Directive européenne et Grenelle la suite

La directive européenne sur la performance énergétique des bâtiments n° 2010/31/UE du 19 mai 2010 actualise, pour les 27 pays membres de l’Union Européenne, le plan d’action qui avait été défini huit ans auparavant par la directive n° 2002/91/CE du 16 décembre 2002.

Il est rappelé, dans les considérants 3 et 5 de la directive, que le bâtiment représente « 40 % de la consommation énergétique totale de l’Union » et constitue donc une dimension essentielle de la politique européenne des trois 20 en 2020 (par rapport à 1990, moins 20 % de gaz à effet de serre, moins 20 % de consommation énergétique, 20 % d’énergies renouvelables, en moyenne pour les 27 pays européens).

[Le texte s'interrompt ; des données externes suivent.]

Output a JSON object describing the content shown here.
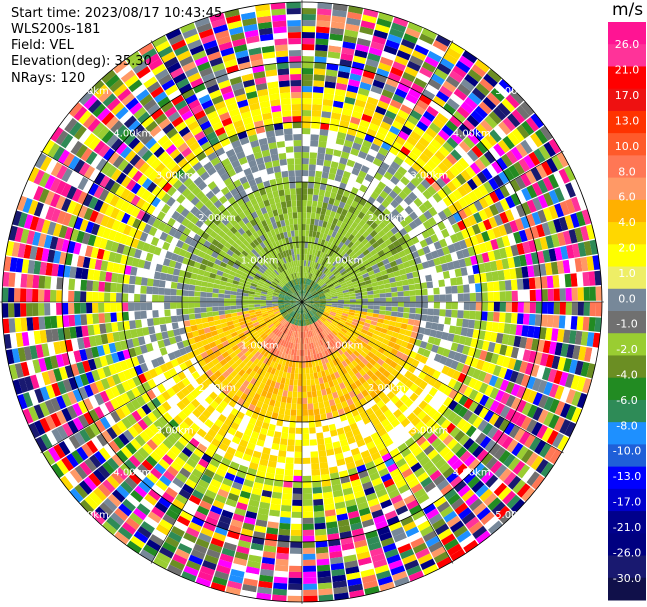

L’objectif fixé pour la construction neuve est ambitieux: « Les Etats membres veillent à ce que a) d’ici au 31 décembre 2020, tous les nouveaux bâtiments soient à consommation d’énergie quasi nulle, b) après le 31 décembre 2018, les nouveaux bâtiments occupés et possédés par les autorités publiques soient à consommation d’énergie quasi nulle » (article 9). Seront définis « des objectifs intermédiaires visant à améliorer la performance énergétique des nouveaux bâtiments d’ici à 2015.»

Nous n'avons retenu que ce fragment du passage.